Dalam diskusi yang membahas seputar narasi besar perempuan dalam kelindan rejim ekstraksi di Indonesia mencoba menelaah secara kritis proses marjinalisasi berbasis kelas dan gender di tengah perebutan ruang untuk percepatan komoditas global. Ada tiga naskah utama yang menjadi referensi, yaitu: “Expulsion, Brutality, and Complexity in the Global Ekonomy karya Saskia Sassen; “Makroman di Tanah Pinjaman” karya Siti Maimunah”; dan “Ekspansi Kelapa Sawit di Asia Tenggara” karya Marcus Colchester dan Shopie Chao.
Lina Rintis Susanti, dari Women Research yang menjadi koordinator kelas sekaligus moderator, membuka acara dengan review atas karya Marcus Colchester dan Shopie Chao.

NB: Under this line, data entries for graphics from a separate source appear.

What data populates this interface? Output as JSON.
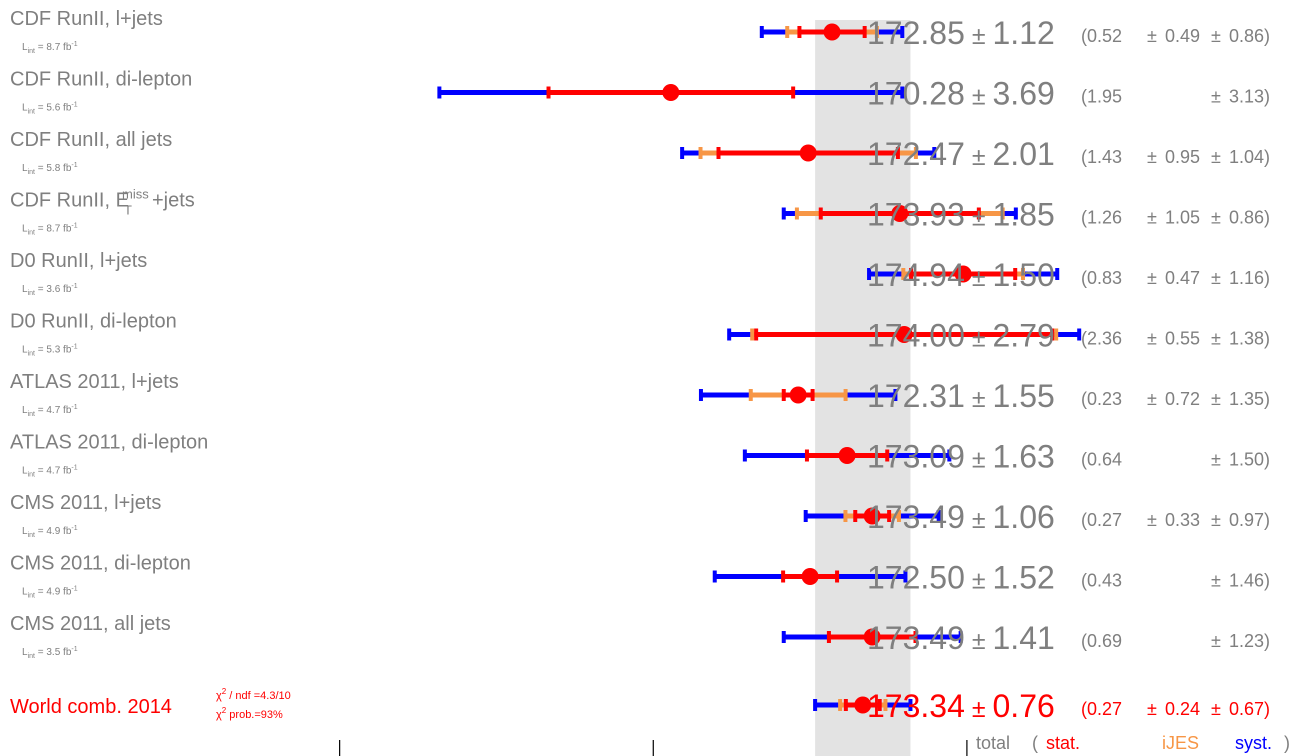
{
  "chart_data": {
    "type": "scatter",
    "title": "",
    "xlabel": "",
    "ylabel": "",
    "xlim": [
      162.2,
      177.6
    ],
    "world_band": [
      172.58,
      174.1
    ],
    "colors": {
      "stat": "#ff0000",
      "ijes": "#f79646",
      "total": "#0000ff",
      "label": "#7f7f7f",
      "combination": "#ff0000",
      "band": "#e3e3e3"
    },
    "legend": {
      "total": "total",
      "open": "(",
      "stat": "stat.",
      "ijes": "iJES",
      "syst": "syst.",
      "close": ")"
    },
    "measurements": [
      {
        "name": "CDF RunII, l+jets",
        "lumi_prefix": "L",
        "lumi_sub": "int",
        "lumi_value": " = 8.7 fb",
        "lumi_sup": "-1",
        "central": 172.85,
        "total": 1.12,
        "stat": 0.52,
        "ijes": 0.49,
        "syst": 0.86,
        "total_text": "172.85",
        "pm_total": "±",
        "total_err_text": "1.12",
        "stat_text": "(0.52",
        "pm_ijes": "±",
        "ijes_text": "0.49",
        "pm_syst": "±",
        "syst_text": "0.86)"
      },
      {
        "name": "CDF RunII, di-lepton",
        "lumi_prefix": "L",
        "lumi_sub": "int",
        "lumi_value": " = 5.6 fb",
        "lumi_sup": "-1",
        "central": 170.28,
        "total": 3.69,
        "stat": 1.95,
        "ijes": null,
        "syst": 3.13,
        "total_text": "170.28",
        "pm_total": "±",
        "total_err_text": "3.69",
        "stat_text": "(1.95",
        "pm_ijes": "",
        "ijes_text": "",
        "pm_syst": "±",
        "syst_text": "3.13)"
      },
      {
        "name": "CDF RunII, all jets",
        "lumi_prefix": "L",
        "lumi_sub": "int",
        "lumi_value": " = 5.8 fb",
        "lumi_sup": "-1",
        "central": 172.47,
        "total": 2.01,
        "stat": 1.43,
        "ijes": 0.95,
        "syst": 1.04,
        "total_text": "172.47",
        "pm_total": "±",
        "total_err_text": "2.01",
        "stat_text": "(1.43",
        "pm_ijes": "±",
        "ijes_text": "0.95",
        "pm_syst": "±",
        "syst_text": "1.04)"
      },
      {
        "name": "CDF RunII, E",
        "name_sup": "miss",
        "name_sub": "T",
        "name_suffix": "+jets",
        "lumi_prefix": "L",
        "lumi_sub": "int",
        "lumi_value": " = 8.7 fb",
        "lumi_sup": "-1",
        "central": 173.93,
        "total": 1.85,
        "stat": 1.26,
        "ijes": 1.05,
        "syst": 0.86,
        "total_text": "173.93",
        "pm_total": "±",
        "total_err_text": "1.85",
        "stat_text": "(1.26",
        "pm_ijes": "±",
        "ijes_text": "1.05",
        "pm_syst": "±",
        "syst_text": "0.86)"
      },
      {
        "name": "D0 RunII, l+jets",
        "lumi_prefix": "L",
        "lumi_sub": "int",
        "lumi_value": " = 3.6 fb",
        "lumi_sup": "-1",
        "central": 174.94,
        "total": 1.5,
        "stat": 0.83,
        "ijes": 0.47,
        "syst": 1.16,
        "total_text": "174.94",
        "pm_total": "±",
        "total_err_text": "1.50",
        "stat_text": "(0.83",
        "pm_ijes": "±",
        "ijes_text": "0.47",
        "pm_syst": "±",
        "syst_text": "1.16)"
      },
      {
        "name": "D0 RunII, di-lepton",
        "lumi_prefix": "L",
        "lumi_sub": "int",
        "lumi_value": " = 5.3 fb",
        "lumi_sup": "-1",
        "central": 174.0,
        "total": 2.79,
        "stat": 2.36,
        "ijes": 0.55,
        "syst": 1.38,
        "total_text": "174.00",
        "pm_total": "±",
        "total_err_text": "2.79",
        "stat_text": "(2.36",
        "pm_ijes": "±",
        "ijes_text": "0.55",
        "pm_syst": "±",
        "syst_text": "1.38)"
      },
      {
        "name": "ATLAS 2011, l+jets",
        "lumi_prefix": "L",
        "lumi_sub": "int",
        "lumi_value": " = 4.7 fb",
        "lumi_sup": "-1",
        "central": 172.31,
        "total": 1.55,
        "stat": 0.23,
        "ijes": 0.72,
        "syst": 1.35,
        "total_text": "172.31",
        "pm_total": "±",
        "total_err_text": "1.55",
        "stat_text": "(0.23",
        "pm_ijes": "±",
        "ijes_text": "0.72",
        "pm_syst": "±",
        "syst_text": "1.35)"
      },
      {
        "name": "ATLAS 2011, di-lepton",
        "lumi_prefix": "L",
        "lumi_sub": "int",
        "lumi_value": " = 4.7 fb",
        "lumi_sup": "-1",
        "central": 173.09,
        "total": 1.63,
        "stat": 0.64,
        "ijes": null,
        "syst": 1.5,
        "total_text": "173.09",
        "pm_total": "±",
        "total_err_text": "1.63",
        "stat_text": "(0.64",
        "pm_ijes": "",
        "ijes_text": "",
        "pm_syst": "±",
        "syst_text": "1.50)"
      },
      {
        "name": "CMS 2011, l+jets",
        "lumi_prefix": "L",
        "lumi_sub": "int",
        "lumi_value": " = 4.9 fb",
        "lumi_sup": "-1",
        "central": 173.49,
        "total": 1.06,
        "stat": 0.27,
        "ijes": 0.33,
        "syst": 0.97,
        "total_text": "173.49",
        "pm_total": "±",
        "total_err_text": "1.06",
        "stat_text": "(0.27",
        "pm_ijes": "±",
        "ijes_text": "0.33",
        "pm_syst": "±",
        "syst_text": "0.97)"
      },
      {
        "name": "CMS 2011, di-lepton",
        "lumi_prefix": "L",
        "lumi_sub": "int",
        "lumi_value": " = 4.9 fb",
        "lumi_sup": "-1",
        "central": 172.5,
        "total": 1.52,
        "stat": 0.43,
        "ijes": null,
        "syst": 1.46,
        "total_text": "172.50",
        "pm_total": "±",
        "total_err_text": "1.52",
        "stat_text": "(0.43",
        "pm_ijes": "",
        "ijes_text": "",
        "pm_syst": "±",
        "syst_text": "1.46)"
      },
      {
        "name": "CMS 2011, all jets",
        "lumi_prefix": "L",
        "lumi_sub": "int",
        "lumi_value": " = 3.5 fb",
        "lumi_sup": "-1",
        "central": 173.49,
        "total": 1.41,
        "stat": 0.69,
        "ijes": null,
        "syst": 1.23,
        "total_text": "173.49",
        "pm_total": "±",
        "total_err_text": "1.41",
        "stat_text": "(0.69",
        "pm_ijes": "",
        "ijes_text": "",
        "pm_syst": "±",
        "syst_text": "1.23)"
      }
    ],
    "combination": {
      "name": "World comb. 2014",
      "chi2_symbol": "χ",
      "chi2_sup": "2",
      "chi2_ndf_text": " / ndf =4.3/10",
      "chi2_prob_text": " prob.=93%",
      "central": 173.34,
      "total": 0.76,
      "stat": 0.27,
      "ijes": 0.24,
      "syst": 0.67,
      "total_text": "173.34",
      "pm_total": "±",
      "total_err_text": "0.76",
      "stat_text": "(0.27",
      "pm_ijes": "±",
      "ijes_text": "0.24",
      "pm_syst": "±",
      "syst_text": "0.67)"
    },
    "axis_ticks": [
      165,
      170,
      175
    ]
  }
}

Rintis memaparkan terjadinya ekspansi perkebunan kelapa sawit, khususnya di kawasan Asia Tenggara berdampak signifikan terhadap masyarakat tak terkecuali perempuan. “Hak perempuan untuk mewarisi tanah telah dipersempet sistem ‘kepala rumah tangga’”, ujar Rintis. Seperti hukum adat di Kalimantan Barat, hak perempuan untuk mewarisi tanah telah dipersempit oleh sistem ‘kepala rumah tangga’ dalam pendaftaran bidang tanah atau kapling petani kecil.
Sementara itu pada kesempatan kedua, Ciptaning Larastiti dari Sajogyo Institute melakukan review atas karya Saskia Sassen. Laras mengungkapkan satu fenomena kerja cerdas dari lembaga-lembaga keuangan yang secara kasuistik menghadirkan metode baru melakukan penyingkiran. Dalam istilah sassen, reorganisasi ruang kehidupan tidak lagi dimaknai sekedar ‘inequality’ (ketidak’sama’rataan), melainkan ‘expulsion’ (penyingkiran paksa). Laras secara jeli menelaah kerumitan yang dimaksud oleh sassen tersebut ialah, “ekonomi global yang berwajah finansialisasi hari ini oleh IMF, WTO, dan Bank Dunia telah memudahkan spekulasi komoditas global seperti bio fuel dan memperluas akuisisi tanah oleh investasi asing”. Perluasan akuisisi tanah untuk komoditas global inilah yang memperluas krisis ekologi seperti pencemaran tanah hingga perampasan akses air.
Di sesi akhir, Syiqqil Arafat, Mahasiswa Pasca Sarjana Universitas Indonesia melakukan pembacaan kritis atas karya Siti Maimunah. Melalui karya Mai, Syiqqil mengantarkan kita ke perubahan tata guna tanah pada skala mikro yang terjadi di wilayah Makroman, Samarinda. Membongkar relasi kuasa industri ekstraktif, seperti perkebunan kelapa sawit dan pertambangan yang menciptakan marginalisasi terhadap perempuan. Penelusuran tutur perempuan mengungkap status dan posisi perempuan di tengah reproduksi ruang sebagai bagian dari reproduksi kekuasaan industri ekstraktif. Tutur perempuan memaparkan bagaimana lapis-lapis perubahan agraria berkontribusi kepada kekinian mereka bertahan hidup di alam sekitarnya.
Diskusi dilakukan secara tematik pada minggu kedua dan keempat di setiap bulan. Sesi diskusi ketiga akan dilaksanakan dengan tema, “Feminisasi Kemiskinan, Alokasi Waktu, dan Strategi Rumah Tangga Melanjutkan Hidup”.